Tonight I read a bit of the book I’m working on. I’d had a few drinks and the passage wasn’t edited so my words just sort of slumped over. Not my best reading. But not once did I feel nervous with that mic in my hand. The audience was an even split of familiar faces and new. Some were people with a penchant for words and others were already making writing close to a career. And whatever their opinions of my reading, however they took this particular train wreck, I didn’t care – I had no doubts that I had a right to the mic in my hand.
Writing about coffee (or not about coffee) for 364 days straight does a number on you. A good number. Take it from me.
Novel Count: 25,512
Currently Reading: Killing Commendatore, Haruki Murakami
We sat outside at two black tables with a tree taking up half the space. The tree was potted. Someone had stuck a bow in it.
‘Writers’ – what a weird word. Less a profession than a red-eyed cry of aspiration, though anyone of us claiming the title probably wishes there were dollar bills behind it. I called myself a writer in elementary school when my poems won contests and my first short story was printed and bound by the school librarian. Then I stopped in high school when I realized I was only writing for myself and friends.
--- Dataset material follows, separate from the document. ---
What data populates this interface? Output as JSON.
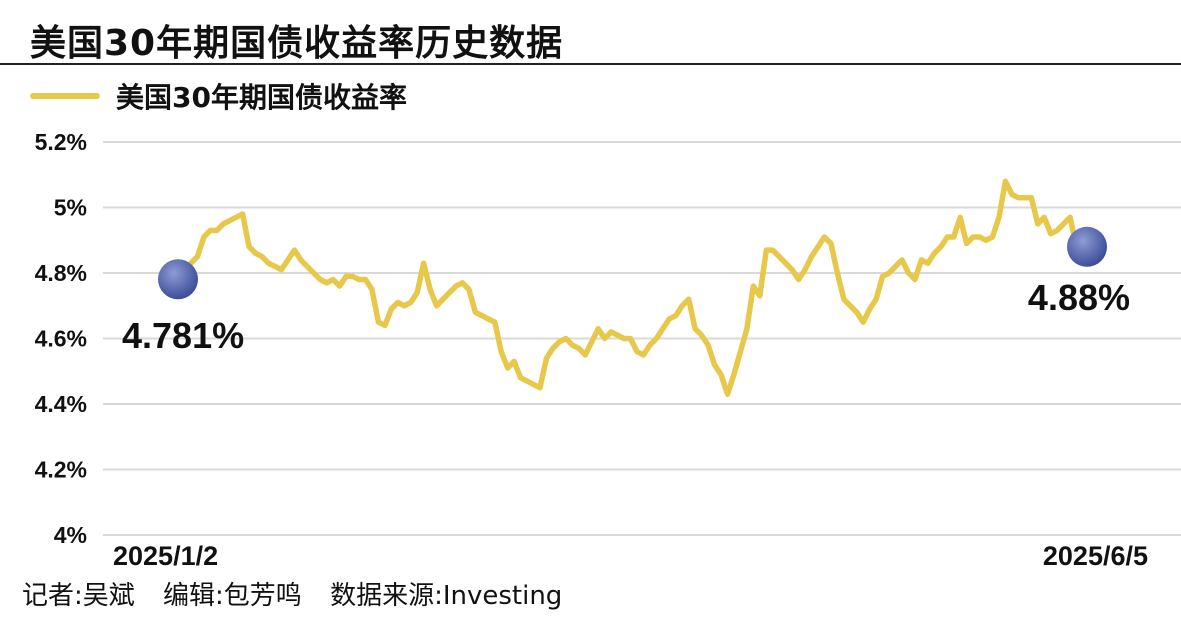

Well, I’ve been published a couple times since then. It’s not much, nothing to brag about, but I mention it because it didn’t take the feeling of ‘not-a-writer’ away. In 2016, the sense that no matter who saw me, who read me, I might still feel insufficient sunk me like a swiss cheese boat. I’m still sinking. But I’m also working harder, planning smarter, and writing every day.
Am I a writer yet? Damning, liberating, only way I can respond is: who cares?
I ate falafel with friends from the Third Wednesday Open Mic tonight. They all wrote good words. Secretly, though, I spent half the night staring at the girl in the black dress with the boat-oar legs at a separate table; she was scribbling something furious in a bound journal.